Think about qualitative and quantitative data together in relation to each other. Student records and participant perceptions show different things and can inform each other. For example, instructors from industry may report a cohort of students as being highly motivated and uniformly successful at the same time that institutional records show a small number of less successful students. Both pieces of the picture are important here for assessing a project’s success; one shows high level of industry enthusiasm, while the other can provide exact percentages about participant success.
The following two sources are updated classics in the fields of qualitative research and evaluation.
Miles, M. B., Huberman, A. M., & Saldana, J. (2014). Qualitative data analysis: A methods sourcebook. Thousand Oaks, CA: Sage.
Patton, M. Q. (2015). Qualitative research & evaluation methods: Integrating theory and practice: The definitive text of qualitative inquiry frameworks and options (4th ed.). Thousand Oaks, CA: Sage.
How can ATE project staff and/or STEM educators in general tell if the strategies they are implementing to increase diversity are impacting the targeted students and if those students actually find those strategies helpful?
I’m very passionate about using evaluation and data to support the National Science Foundation’s (NSF’s) goal of broadening impacts in STEM education. In IWITTS’ CalWomenTech Project, we provided technical assistance to seven community colleges in California between 2006 and 2011 to help them recruit and retain female students into technology programs where they were underrepresented. Six of seven CalWomenTech colleges had increases in female enrollment in targeted introductory technology courses and four colleges increased both female and male completion rates substantially (six colleges increased male retention). So how could the CalWomenTech colleges tell during the project if the strategies they were implementing were helping female technology students?
The short answer is: The CalWomenTech colleges knew because 1) the project was measuring increases in female (and male) enrollment and completion numbers in as close to real time as possible; and 2) they asked the female students in the targeted classes if they had experienced project strategies, found those strategies helpful, and wanted to experience strategies they hadn’t encountered.
What I want to focus on here is how the CalWomenTech Project was able to use the findings from those qualitative surveys.
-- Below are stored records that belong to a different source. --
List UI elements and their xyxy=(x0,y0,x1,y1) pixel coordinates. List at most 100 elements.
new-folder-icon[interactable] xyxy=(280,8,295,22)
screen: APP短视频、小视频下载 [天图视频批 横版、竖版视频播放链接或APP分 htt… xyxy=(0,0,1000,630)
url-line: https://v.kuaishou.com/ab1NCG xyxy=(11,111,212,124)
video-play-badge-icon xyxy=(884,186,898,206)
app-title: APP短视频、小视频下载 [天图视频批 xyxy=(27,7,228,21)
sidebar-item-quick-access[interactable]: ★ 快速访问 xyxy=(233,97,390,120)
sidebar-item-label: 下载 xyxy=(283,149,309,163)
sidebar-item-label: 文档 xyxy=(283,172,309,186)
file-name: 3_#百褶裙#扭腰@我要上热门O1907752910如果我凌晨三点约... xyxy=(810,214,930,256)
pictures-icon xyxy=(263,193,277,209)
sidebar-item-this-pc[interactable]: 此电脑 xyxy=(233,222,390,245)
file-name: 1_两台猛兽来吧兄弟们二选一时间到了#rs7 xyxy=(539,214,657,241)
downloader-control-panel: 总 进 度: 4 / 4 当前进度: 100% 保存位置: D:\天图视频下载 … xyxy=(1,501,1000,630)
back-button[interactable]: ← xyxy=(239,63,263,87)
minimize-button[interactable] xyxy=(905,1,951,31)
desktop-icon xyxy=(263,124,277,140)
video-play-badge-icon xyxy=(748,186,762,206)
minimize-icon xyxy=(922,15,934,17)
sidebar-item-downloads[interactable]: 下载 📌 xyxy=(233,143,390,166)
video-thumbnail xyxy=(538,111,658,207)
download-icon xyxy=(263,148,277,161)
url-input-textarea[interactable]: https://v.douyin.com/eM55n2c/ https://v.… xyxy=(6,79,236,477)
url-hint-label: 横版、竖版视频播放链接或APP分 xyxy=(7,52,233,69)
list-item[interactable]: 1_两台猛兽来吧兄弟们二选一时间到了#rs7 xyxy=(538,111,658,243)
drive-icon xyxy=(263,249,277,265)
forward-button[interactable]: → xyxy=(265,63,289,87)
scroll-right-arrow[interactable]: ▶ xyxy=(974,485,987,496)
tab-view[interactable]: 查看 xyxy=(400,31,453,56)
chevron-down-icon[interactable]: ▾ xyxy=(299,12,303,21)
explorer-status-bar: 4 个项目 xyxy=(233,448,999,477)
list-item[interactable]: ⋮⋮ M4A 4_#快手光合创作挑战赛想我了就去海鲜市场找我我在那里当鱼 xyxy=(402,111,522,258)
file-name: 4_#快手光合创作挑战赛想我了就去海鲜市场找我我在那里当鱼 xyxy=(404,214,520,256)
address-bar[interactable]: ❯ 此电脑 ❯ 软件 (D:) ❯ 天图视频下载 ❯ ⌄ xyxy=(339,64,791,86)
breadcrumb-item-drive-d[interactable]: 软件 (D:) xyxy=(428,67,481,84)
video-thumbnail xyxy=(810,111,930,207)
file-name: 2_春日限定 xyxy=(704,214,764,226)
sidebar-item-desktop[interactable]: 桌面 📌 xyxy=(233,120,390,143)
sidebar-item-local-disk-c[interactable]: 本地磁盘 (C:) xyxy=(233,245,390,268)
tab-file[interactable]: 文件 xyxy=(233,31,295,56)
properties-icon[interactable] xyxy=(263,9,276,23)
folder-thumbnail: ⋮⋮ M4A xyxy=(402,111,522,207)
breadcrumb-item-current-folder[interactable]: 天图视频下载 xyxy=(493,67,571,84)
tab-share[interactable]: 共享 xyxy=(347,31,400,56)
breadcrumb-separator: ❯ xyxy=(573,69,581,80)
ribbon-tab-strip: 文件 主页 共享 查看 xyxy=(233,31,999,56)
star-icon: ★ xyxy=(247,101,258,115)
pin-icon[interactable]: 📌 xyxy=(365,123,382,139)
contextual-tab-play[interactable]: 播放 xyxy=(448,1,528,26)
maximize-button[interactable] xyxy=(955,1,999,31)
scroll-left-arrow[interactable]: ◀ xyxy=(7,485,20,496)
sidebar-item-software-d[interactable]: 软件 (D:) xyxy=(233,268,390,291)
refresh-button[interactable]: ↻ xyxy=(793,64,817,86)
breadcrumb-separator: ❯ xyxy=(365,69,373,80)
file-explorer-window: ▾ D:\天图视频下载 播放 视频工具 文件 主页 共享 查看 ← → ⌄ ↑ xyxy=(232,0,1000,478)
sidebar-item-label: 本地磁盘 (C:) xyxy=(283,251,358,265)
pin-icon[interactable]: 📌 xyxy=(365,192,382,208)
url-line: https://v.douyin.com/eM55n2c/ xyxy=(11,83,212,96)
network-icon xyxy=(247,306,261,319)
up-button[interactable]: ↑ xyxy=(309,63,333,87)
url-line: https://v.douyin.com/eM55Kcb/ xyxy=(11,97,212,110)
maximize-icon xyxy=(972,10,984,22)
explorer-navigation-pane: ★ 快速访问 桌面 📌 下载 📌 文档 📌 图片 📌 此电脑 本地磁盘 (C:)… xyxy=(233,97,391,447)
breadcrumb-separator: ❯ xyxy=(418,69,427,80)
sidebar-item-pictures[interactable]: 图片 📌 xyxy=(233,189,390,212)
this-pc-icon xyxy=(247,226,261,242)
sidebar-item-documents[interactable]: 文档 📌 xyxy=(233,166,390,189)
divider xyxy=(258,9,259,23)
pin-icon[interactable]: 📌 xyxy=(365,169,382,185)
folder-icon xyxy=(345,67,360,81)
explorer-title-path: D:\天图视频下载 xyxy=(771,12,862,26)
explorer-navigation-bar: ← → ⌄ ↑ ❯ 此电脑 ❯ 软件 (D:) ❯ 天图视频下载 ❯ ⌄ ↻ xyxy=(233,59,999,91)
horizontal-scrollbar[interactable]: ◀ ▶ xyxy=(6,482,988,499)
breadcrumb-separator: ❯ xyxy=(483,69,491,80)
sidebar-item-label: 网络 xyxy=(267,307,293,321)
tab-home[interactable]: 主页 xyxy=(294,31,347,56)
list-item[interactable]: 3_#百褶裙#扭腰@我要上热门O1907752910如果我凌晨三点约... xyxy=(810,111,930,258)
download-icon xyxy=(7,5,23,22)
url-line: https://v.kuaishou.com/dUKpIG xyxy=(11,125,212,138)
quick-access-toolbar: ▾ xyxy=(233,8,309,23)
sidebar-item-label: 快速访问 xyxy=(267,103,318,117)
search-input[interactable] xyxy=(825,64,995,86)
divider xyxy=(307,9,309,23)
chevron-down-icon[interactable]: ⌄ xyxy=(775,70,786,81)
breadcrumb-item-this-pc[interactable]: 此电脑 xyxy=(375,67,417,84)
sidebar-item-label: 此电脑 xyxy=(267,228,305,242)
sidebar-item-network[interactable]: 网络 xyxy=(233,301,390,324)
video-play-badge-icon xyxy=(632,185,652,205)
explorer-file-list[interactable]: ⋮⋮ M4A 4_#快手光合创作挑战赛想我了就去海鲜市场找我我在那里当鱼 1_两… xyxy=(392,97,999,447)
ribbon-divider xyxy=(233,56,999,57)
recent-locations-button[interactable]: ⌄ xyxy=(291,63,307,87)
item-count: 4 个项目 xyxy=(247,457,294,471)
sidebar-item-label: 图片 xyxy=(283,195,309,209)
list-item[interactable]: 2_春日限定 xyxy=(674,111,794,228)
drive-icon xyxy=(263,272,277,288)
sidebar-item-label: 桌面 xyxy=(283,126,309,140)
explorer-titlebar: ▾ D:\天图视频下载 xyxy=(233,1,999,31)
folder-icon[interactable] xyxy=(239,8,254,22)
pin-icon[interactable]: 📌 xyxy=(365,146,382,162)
The external evaluators for the CalWomenTech Project developed an anonymous “Survey of Female Technology Course Students” that was distributed among the colleges. The survey was a combination of looking at classroom retention strategies that the instructors had been trained on as part of the project, recruitment strategies, and population demographics. The first time we administered the survey, 60 female students responded (out of 121 surveyed) across seven CalWomenTech colleges. The colleges were also provided with the female survey data filtered for their specific college.
Fifty percent or more of the 60 survey respondents reported exposure to over half the retention strategies listed in the survey. One of the most important outcomes of the survey was that the CalWomenTech colleges were able to use the survey results to choose which strategies to focus on. Instructors exposed to the results during a site visit or monthly conference call came up with ways to start incorporating the strategies female students requested in their classroom. For example, one STEM instructor came up with a plan to start assigning leadership roles in group projects randomly to avoid men taking the leadership role in groups more often than women, after she saw how many female students wanted to try out a leadership role in class.
Human Subjects Alert: If you are administering a survey such as this to a specific group of students and there are only a few in the program, then it’s not anonymous. It’s important to be very careful about how the responses are shared and with whom, since this kind of survey includes confidential information that could harm respondents.